Three national housebuilders have been accused of ‘corporate bullying’ after threatening to take Cheshire West and Chester Council to court over the widely acclaimed Tattenhall Neighbourhood Plan.
Taylor Wimpey, Barratt Homes and Wainhomes want the authority to rescind the Executive decision to approve the plan and suspend the referendum scheduled for October 24.
They also threaten to include council chief executive Steve Robinson as referendum counting officer in the action.
Lawyers acting on their behalf have sent the authority a letter before claim under judicial review pre-action protocols based on a number of technical grounds and questioning the impartiality of the independent examiner Nigel McGurk.
The claimants assert that at the time of the examination, Mr McGurk was a non-executive director of Himor (Land) Ltd, part of the Himor Group – a strategic land company promoting a 26-acre urban extension at Hoole Gate, Chester.
Hoole Gate, they indicate, is one of a number of such extensions being promoted through the emerging local plan including competing sites being promoted by claimants.
But yesterday (Wednesday) council leader Mike Jones dismissed the claims as ‘highly regrettable corporate bullying of a local community’.
He revealed that his authority would continue to back the plan – and the counting officer intended to hold the referendum as planned.
Taylor Wimpey have applied to build 110 homes at Chester Road; Wainhomes Developments, 137 homes on land at Greenlands and Barratts, 68 homes on land opposite Brookhall Cottages.
But the Tattenhall Neighbourhood Plan – the first in the borough – advocates that ‘large scale, inappropriate development along existing village boundaries will not be supported by the community’.
The plan suggests that future development is limited to housing groups of no more than 30.
Cllr Jones said: “Tattenhall Neighbourhood Plan represents over two years of hard work by a local community dedicated to producing its vision for the future development of the village and its surrounding areas.
“It would be absolutely tragic if such dedication and commitment was threatened simply because the plan’s recommendations differed from developers’ requirements.”
Cllr Herbert Manley, Executive member for growth and innovation, stressed the authority had every confidence in its choice of independent examiner totally rejecting claims of ‘apparent bias’.
Cllr Manley said: “Our lawyers are adamant there are no grounds to suggest that the examiner could have been biased with regard to Tattenhall, simply because he was a non-executive director of a company involved in a totally unrelated proposal at Chester.
“Our legal advice is there are no legal or factual grounds to doubt the examiner’s report.
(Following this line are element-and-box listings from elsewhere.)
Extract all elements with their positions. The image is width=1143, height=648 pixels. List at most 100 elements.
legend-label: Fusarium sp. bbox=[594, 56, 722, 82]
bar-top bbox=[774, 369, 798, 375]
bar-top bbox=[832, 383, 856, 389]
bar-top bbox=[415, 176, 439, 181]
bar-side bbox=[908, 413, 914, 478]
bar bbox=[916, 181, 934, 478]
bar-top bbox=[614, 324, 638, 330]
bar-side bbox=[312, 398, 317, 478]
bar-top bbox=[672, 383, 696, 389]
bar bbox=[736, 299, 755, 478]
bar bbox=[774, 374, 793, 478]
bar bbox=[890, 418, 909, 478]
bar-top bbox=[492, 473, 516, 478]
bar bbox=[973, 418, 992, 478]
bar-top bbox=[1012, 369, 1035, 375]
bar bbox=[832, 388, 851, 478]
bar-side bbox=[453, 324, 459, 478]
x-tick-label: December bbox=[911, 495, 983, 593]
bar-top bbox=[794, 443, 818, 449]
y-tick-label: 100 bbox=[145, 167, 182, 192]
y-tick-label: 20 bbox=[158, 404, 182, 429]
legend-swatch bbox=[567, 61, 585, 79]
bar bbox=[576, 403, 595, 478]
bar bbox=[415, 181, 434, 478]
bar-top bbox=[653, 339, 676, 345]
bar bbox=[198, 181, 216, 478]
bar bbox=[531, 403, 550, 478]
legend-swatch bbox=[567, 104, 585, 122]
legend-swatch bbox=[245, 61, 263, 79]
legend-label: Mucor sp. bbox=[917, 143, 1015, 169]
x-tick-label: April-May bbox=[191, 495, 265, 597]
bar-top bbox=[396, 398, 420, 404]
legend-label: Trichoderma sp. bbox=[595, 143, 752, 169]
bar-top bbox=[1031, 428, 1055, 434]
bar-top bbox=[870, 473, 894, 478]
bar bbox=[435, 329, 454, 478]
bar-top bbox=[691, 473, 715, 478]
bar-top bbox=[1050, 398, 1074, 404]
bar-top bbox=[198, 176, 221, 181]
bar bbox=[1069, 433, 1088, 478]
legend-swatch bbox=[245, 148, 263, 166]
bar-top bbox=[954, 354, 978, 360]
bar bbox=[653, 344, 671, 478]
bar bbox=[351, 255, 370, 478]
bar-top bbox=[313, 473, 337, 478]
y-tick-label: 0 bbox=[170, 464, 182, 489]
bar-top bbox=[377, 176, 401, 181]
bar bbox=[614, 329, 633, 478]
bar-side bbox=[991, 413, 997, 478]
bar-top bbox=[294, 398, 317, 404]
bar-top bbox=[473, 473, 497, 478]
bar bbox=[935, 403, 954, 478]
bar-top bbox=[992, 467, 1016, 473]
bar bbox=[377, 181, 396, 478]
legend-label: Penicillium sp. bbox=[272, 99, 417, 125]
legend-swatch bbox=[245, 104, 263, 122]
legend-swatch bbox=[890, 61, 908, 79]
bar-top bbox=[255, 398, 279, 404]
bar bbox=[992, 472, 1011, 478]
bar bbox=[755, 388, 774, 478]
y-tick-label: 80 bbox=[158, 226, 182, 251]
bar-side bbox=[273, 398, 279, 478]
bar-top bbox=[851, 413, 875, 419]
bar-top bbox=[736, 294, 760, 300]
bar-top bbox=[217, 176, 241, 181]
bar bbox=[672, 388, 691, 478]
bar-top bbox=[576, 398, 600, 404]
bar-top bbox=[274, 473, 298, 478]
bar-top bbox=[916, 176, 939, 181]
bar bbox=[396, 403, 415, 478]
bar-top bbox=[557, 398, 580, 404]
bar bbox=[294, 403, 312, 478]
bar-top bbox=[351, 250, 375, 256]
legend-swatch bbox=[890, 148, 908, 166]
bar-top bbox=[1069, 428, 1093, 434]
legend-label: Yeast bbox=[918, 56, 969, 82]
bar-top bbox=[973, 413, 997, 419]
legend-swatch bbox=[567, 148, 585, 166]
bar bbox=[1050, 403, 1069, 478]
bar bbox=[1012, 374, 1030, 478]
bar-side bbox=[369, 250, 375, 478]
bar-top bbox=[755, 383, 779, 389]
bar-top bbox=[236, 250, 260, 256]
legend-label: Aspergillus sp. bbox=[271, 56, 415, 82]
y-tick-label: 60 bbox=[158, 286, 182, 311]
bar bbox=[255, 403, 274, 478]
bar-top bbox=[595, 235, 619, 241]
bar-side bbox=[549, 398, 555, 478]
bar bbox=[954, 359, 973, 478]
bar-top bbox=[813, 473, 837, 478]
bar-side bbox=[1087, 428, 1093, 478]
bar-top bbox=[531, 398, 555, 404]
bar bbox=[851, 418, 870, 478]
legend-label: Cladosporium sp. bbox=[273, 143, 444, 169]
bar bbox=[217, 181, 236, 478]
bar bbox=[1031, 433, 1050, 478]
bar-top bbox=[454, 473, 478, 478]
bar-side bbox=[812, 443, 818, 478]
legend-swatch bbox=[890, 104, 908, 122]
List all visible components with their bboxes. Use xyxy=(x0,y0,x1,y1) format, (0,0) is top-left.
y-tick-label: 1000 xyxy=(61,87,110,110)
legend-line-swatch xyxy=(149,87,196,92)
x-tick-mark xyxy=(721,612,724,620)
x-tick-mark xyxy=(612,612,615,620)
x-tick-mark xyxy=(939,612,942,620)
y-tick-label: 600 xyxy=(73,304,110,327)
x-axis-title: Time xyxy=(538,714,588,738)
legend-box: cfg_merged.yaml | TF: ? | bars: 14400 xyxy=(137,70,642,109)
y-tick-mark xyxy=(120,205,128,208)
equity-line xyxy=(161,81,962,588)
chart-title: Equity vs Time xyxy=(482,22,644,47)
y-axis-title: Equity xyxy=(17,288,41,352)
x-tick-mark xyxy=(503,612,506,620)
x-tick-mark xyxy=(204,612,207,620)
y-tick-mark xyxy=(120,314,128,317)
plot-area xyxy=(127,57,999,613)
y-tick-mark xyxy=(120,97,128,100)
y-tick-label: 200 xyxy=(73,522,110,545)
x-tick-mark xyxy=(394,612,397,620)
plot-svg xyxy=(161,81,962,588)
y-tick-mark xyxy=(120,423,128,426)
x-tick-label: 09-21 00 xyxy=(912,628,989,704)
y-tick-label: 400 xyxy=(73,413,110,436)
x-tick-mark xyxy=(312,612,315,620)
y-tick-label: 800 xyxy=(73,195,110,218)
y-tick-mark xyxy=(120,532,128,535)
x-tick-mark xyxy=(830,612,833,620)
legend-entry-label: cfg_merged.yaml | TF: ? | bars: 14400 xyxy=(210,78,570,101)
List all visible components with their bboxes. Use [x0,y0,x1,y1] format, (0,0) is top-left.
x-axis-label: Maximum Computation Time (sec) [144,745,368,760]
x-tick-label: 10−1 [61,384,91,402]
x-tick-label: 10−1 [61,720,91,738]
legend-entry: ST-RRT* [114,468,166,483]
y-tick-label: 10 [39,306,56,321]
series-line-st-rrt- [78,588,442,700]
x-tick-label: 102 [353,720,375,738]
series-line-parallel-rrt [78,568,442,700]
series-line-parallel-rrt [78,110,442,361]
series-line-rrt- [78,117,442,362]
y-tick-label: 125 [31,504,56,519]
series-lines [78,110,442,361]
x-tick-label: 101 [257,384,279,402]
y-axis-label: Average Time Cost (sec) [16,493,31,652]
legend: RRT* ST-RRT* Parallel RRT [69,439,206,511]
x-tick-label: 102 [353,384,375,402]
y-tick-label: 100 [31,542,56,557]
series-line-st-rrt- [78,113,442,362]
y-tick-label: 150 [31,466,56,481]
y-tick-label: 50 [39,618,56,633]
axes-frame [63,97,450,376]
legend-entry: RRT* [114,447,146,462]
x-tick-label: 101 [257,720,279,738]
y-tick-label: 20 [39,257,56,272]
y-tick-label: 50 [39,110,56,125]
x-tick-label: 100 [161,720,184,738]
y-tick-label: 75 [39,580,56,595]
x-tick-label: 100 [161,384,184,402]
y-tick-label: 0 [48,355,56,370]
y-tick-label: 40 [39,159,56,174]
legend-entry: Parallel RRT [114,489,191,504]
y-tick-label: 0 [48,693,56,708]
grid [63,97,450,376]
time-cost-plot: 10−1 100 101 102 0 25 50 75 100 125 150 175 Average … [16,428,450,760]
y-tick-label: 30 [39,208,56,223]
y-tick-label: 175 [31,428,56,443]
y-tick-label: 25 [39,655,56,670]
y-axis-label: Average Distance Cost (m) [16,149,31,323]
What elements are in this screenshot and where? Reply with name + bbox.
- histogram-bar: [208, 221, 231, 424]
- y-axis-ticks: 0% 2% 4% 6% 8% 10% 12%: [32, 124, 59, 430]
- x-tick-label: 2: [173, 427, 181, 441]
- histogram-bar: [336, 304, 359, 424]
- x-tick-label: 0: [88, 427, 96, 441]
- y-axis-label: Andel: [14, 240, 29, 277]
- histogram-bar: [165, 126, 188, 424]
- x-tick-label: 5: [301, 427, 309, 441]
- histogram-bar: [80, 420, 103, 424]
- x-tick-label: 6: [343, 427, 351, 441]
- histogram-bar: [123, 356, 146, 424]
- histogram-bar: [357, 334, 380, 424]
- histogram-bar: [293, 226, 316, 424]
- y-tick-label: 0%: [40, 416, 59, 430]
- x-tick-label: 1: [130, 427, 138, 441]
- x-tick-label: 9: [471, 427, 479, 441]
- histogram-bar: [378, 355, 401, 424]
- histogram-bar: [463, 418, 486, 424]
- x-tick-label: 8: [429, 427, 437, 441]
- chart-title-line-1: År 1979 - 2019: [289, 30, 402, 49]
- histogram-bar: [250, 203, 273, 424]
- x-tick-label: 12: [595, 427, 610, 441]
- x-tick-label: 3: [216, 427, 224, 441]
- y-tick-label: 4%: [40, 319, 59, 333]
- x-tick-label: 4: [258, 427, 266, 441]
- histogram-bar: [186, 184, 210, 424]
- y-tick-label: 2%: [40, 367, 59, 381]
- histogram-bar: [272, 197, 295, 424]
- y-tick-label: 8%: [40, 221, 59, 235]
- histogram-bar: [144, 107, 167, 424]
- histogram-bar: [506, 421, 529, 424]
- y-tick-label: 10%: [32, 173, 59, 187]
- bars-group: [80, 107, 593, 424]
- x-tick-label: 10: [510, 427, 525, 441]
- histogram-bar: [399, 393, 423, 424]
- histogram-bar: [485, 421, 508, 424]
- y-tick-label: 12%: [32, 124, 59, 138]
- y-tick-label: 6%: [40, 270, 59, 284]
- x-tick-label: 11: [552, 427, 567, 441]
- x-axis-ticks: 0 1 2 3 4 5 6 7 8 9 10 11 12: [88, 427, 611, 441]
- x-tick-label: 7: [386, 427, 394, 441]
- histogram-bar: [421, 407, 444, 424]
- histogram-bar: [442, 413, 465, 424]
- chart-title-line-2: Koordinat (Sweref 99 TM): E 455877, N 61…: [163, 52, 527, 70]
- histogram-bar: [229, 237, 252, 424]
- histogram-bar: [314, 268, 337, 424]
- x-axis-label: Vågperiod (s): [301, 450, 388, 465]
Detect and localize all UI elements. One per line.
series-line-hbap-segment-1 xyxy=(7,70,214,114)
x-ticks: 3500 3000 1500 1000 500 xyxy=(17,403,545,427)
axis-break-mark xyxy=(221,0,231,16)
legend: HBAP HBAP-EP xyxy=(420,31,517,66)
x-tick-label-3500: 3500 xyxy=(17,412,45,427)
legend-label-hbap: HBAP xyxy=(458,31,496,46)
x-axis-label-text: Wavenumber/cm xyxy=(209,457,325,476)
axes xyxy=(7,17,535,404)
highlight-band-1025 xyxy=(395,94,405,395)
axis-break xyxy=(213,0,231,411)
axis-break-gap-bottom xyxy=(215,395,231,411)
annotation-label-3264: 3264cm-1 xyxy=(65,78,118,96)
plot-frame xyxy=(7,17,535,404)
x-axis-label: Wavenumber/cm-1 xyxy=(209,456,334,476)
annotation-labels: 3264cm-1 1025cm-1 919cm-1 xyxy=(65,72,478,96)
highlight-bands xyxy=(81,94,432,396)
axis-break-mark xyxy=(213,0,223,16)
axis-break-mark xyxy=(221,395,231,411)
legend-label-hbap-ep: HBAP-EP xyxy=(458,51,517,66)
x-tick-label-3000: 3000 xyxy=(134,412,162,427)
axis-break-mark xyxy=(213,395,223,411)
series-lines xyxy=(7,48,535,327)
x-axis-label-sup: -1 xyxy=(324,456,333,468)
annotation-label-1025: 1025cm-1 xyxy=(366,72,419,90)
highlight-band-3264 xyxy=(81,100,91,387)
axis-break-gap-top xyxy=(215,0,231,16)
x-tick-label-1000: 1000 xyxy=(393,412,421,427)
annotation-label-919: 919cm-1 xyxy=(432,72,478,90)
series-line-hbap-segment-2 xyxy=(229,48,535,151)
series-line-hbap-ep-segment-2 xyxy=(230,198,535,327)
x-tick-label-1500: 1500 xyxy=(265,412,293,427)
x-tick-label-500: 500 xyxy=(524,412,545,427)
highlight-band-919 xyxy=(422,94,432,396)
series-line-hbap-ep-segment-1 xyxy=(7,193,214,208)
The developers did not complain about Mr McGurk’s appointment prior to the examination or during any hearing.”
In his report Mr McGurk states that more than 4,000 volunteer hours had been put into the neighbourhood plan prior to examination – “a phenomenal example of civic responsibility and community spirit”.
The Tattenhall Neighbourhood Plan provides a framework for sustainable development for a village which has attracted numerous development applications from house-builders and takes precedence over the local plan on non-strategic issues.
Paul Lunt of Brabners, the solicitor representing the three house builders, said yesterday the companies had no comment to make at this time.